Regulators scramble to keep up
But the rise of drones raises societal concerns, and regulators are only starting to get the legal frameworks in place for their safe and beneficial use.
This summer, U.S. transportation and aviation authorities announced national guidelines for non-recreational unmanned aircraft under 25 kg. Transport Canada requires commercial drone operators to get a special flight certificate advising how the UAV can be used. As drones encroach populated areas and flight paths, the evolution of these rules will be critical.
Drones are also getting more popular for recreational use in Canada, which does not require a flight certificate for drones under 35 kg. This paves the way for novices who may not understand the limitations of their drones’ battery life, for example.
And privacy issues still need to be addressed, as regulations don’t cover what kinds of information drones can collect and how that information is used. Perhaps most concerning to the average person: drones can easily capture personal photos and videos.

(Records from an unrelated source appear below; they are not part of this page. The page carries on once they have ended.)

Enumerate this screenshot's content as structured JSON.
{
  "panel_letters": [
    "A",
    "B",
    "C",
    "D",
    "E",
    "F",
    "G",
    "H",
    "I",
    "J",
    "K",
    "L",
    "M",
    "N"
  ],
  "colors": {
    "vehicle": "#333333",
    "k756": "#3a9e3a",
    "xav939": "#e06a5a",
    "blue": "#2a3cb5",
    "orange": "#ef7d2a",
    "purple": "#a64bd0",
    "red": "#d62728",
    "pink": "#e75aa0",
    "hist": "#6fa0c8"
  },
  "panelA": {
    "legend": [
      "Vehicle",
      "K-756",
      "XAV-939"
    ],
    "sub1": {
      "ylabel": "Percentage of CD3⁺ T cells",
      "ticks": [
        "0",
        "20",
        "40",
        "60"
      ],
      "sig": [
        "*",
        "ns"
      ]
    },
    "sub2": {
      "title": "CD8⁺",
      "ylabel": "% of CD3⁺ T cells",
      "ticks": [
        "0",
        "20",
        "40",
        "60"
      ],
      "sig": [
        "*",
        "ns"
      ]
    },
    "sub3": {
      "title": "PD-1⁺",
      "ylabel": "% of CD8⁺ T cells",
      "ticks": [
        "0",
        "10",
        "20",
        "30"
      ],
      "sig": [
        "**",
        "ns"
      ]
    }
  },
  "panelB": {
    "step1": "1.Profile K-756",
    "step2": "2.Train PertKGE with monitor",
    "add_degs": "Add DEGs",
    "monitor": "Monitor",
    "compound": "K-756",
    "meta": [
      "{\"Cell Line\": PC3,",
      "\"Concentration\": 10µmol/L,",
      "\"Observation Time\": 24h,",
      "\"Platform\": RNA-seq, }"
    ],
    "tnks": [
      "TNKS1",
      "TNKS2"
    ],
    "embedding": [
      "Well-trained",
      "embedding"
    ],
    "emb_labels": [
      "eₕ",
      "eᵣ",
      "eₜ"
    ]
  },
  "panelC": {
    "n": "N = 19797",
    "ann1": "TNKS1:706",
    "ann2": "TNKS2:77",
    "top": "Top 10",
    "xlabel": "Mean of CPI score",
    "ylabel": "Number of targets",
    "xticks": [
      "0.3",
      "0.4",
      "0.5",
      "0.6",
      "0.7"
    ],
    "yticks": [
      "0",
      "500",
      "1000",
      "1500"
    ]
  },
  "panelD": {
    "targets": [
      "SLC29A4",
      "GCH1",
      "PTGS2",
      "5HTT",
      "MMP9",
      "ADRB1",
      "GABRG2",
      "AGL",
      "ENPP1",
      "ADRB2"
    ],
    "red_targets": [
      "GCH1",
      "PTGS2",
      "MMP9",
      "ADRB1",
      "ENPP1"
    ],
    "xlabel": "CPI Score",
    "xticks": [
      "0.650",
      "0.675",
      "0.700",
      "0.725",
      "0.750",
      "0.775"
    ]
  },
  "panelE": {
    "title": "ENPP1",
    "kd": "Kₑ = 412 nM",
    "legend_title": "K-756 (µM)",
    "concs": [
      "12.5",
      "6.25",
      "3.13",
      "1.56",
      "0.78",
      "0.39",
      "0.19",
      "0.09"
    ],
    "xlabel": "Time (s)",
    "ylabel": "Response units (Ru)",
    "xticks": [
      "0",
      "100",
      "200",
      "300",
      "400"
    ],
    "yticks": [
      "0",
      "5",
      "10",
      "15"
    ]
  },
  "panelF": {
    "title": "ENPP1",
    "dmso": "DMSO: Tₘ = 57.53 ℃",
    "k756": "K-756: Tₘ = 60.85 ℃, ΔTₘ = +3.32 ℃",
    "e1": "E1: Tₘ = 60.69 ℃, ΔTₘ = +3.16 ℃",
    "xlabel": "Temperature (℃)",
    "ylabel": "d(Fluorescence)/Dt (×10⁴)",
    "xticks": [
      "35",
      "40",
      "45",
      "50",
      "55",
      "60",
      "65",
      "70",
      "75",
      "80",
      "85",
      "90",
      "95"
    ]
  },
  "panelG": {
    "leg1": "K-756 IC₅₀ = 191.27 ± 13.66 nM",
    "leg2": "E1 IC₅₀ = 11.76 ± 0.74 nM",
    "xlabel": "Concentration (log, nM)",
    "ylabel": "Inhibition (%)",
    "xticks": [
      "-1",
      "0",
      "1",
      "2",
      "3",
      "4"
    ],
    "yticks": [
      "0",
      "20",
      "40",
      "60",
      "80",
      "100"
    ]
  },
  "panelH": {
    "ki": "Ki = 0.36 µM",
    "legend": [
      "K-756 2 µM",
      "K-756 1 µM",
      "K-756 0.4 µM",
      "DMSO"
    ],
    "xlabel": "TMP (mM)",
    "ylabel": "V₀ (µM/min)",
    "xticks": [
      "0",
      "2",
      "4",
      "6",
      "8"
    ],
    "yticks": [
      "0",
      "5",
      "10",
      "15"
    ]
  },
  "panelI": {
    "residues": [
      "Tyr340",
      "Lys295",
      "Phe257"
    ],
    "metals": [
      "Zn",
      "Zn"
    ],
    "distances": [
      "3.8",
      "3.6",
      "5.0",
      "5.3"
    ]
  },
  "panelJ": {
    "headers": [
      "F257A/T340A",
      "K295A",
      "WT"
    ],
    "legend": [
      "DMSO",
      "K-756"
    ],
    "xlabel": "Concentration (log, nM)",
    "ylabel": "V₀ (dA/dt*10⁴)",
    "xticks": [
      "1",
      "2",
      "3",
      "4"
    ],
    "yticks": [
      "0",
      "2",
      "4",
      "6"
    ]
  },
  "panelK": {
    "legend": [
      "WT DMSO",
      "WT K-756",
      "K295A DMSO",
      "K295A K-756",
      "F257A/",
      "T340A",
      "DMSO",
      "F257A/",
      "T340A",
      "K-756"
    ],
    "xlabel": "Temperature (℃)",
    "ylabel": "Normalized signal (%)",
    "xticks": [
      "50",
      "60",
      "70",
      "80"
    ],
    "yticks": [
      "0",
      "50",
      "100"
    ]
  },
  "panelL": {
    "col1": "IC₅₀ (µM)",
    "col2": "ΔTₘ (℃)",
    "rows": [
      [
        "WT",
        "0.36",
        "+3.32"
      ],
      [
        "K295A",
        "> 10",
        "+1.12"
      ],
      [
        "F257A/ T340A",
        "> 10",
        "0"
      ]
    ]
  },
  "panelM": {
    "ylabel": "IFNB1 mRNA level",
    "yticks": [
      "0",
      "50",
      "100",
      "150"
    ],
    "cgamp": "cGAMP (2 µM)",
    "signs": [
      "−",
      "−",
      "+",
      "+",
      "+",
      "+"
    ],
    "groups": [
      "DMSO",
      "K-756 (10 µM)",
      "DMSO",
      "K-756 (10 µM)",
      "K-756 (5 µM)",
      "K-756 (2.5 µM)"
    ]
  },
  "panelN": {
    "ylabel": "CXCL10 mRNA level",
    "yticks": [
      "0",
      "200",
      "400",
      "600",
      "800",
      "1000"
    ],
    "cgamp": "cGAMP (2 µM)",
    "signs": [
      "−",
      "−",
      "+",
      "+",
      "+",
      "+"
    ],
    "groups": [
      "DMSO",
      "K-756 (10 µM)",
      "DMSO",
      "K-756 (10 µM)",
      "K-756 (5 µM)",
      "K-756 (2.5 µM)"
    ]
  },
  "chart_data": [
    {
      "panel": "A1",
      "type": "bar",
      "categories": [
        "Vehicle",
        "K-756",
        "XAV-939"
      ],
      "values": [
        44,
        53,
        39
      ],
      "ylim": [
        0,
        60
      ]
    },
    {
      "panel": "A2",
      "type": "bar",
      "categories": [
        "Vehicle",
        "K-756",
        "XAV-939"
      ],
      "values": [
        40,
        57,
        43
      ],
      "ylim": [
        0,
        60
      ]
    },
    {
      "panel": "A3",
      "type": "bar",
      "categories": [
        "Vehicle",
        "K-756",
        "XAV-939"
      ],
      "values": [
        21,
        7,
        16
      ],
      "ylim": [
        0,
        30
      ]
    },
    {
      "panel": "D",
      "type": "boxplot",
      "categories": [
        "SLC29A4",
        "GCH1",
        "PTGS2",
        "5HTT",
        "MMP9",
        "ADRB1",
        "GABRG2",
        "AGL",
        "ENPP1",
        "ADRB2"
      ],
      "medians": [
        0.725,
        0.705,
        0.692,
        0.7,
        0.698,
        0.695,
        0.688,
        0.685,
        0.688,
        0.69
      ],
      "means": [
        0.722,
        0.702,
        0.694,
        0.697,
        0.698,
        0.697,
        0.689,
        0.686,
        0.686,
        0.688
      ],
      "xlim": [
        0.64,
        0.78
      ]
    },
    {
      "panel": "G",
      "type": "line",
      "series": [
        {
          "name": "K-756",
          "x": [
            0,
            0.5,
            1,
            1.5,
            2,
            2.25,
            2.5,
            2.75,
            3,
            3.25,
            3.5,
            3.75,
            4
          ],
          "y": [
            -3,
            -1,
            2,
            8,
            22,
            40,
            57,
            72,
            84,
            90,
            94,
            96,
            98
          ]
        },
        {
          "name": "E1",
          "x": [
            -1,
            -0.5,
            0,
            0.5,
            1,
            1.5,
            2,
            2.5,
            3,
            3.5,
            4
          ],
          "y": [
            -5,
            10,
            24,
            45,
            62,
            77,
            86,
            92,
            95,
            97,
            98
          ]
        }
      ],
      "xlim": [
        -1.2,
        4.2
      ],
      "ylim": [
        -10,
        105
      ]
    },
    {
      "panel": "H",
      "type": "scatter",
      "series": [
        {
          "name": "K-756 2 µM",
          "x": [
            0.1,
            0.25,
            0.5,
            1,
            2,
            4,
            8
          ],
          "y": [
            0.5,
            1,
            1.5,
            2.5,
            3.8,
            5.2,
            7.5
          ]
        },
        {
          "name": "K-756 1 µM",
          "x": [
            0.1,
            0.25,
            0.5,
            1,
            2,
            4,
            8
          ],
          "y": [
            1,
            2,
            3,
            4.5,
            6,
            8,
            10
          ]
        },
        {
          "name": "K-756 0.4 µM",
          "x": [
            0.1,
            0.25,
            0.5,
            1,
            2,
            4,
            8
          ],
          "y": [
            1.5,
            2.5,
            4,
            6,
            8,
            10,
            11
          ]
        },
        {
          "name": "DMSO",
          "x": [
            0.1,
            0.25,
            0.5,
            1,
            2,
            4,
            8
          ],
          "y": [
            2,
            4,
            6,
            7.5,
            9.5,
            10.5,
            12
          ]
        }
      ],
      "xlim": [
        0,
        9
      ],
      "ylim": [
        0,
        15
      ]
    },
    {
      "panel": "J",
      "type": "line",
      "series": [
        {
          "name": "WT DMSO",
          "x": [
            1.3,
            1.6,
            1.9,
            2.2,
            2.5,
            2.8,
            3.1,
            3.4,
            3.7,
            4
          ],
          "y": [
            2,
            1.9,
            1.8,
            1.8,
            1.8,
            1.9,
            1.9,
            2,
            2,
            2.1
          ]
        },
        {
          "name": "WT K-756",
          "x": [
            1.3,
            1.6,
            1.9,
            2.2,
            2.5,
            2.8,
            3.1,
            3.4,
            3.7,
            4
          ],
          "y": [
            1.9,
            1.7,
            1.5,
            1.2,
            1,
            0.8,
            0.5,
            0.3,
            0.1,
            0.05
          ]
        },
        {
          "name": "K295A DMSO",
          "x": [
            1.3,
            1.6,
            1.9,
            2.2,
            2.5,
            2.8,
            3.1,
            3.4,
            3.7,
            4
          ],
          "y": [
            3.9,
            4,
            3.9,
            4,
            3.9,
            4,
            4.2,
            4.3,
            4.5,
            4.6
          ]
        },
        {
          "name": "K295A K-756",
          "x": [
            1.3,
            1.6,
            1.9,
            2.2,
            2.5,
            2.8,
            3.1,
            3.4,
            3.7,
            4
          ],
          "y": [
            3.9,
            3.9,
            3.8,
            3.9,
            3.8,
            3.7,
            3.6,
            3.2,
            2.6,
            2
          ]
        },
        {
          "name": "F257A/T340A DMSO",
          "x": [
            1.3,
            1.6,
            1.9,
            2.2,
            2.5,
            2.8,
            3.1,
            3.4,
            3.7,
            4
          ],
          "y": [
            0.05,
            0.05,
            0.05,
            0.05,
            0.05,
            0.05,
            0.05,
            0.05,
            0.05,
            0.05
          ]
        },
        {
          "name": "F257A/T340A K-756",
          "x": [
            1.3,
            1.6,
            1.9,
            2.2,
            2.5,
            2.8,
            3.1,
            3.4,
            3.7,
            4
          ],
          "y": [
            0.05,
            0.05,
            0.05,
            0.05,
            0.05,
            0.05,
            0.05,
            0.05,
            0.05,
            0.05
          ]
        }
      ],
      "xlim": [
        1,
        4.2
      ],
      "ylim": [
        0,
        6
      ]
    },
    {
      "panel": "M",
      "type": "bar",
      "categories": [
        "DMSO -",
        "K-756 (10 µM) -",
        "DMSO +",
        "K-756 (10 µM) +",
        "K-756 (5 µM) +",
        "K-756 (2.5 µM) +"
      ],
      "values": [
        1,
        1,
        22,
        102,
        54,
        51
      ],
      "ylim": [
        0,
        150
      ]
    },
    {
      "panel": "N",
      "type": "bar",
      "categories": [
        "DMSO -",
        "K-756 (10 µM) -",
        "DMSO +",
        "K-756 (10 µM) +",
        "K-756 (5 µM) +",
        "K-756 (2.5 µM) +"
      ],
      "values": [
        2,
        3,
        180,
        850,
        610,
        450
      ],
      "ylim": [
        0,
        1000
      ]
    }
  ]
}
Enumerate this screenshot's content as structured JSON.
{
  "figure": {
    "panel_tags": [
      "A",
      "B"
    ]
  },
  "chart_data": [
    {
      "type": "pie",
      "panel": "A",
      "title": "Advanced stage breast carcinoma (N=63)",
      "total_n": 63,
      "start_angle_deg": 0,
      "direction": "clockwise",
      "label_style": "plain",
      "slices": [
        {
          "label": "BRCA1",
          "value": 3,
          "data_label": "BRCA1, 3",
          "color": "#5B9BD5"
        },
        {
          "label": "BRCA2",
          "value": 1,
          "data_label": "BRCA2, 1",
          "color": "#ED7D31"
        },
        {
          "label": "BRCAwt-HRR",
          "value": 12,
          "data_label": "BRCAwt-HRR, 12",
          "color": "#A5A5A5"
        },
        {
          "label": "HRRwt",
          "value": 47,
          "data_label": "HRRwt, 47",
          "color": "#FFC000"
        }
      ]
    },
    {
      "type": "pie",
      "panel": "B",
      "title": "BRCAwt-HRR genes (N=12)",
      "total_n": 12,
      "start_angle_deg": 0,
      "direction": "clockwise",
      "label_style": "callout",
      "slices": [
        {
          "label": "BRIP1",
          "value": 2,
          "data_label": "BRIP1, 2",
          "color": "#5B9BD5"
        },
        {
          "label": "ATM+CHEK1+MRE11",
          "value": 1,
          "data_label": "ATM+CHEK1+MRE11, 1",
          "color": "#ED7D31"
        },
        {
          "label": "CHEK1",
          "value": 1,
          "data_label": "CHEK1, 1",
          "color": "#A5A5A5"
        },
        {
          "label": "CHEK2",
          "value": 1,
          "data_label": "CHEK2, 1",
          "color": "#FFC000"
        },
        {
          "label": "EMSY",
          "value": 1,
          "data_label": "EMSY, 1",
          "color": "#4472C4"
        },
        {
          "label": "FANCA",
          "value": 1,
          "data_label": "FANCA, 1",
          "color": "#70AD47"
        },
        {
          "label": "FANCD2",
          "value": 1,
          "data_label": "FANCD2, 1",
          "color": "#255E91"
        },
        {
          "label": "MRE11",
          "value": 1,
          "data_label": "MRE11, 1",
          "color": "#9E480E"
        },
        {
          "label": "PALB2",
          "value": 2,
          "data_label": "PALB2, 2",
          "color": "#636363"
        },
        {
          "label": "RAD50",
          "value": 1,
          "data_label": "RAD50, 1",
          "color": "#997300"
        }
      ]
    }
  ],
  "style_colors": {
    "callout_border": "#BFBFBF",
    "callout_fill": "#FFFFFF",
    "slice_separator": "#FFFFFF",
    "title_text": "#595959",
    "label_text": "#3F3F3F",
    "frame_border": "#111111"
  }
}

“Transport Canada does a good job … when it comes to safety issues, but I think that there are other social issues that also need to be addressed,” says Kristen Thomasen, a legal expert on drones and incoming professor of law and robotics at the University of Windsor.
Thomasen says she believes that a pressing next step is for legal experts, engineers and the public to discuss the privacy implications and the nuisance of buzzing drones overhead.
Despite these questions, Hayes, of Insitu, foresees fuel cell drones taking off in both the military and civilian markets. “I think the fuel cell technology is going to be one of the keys to unlocking that market in a way that we can’t do today.”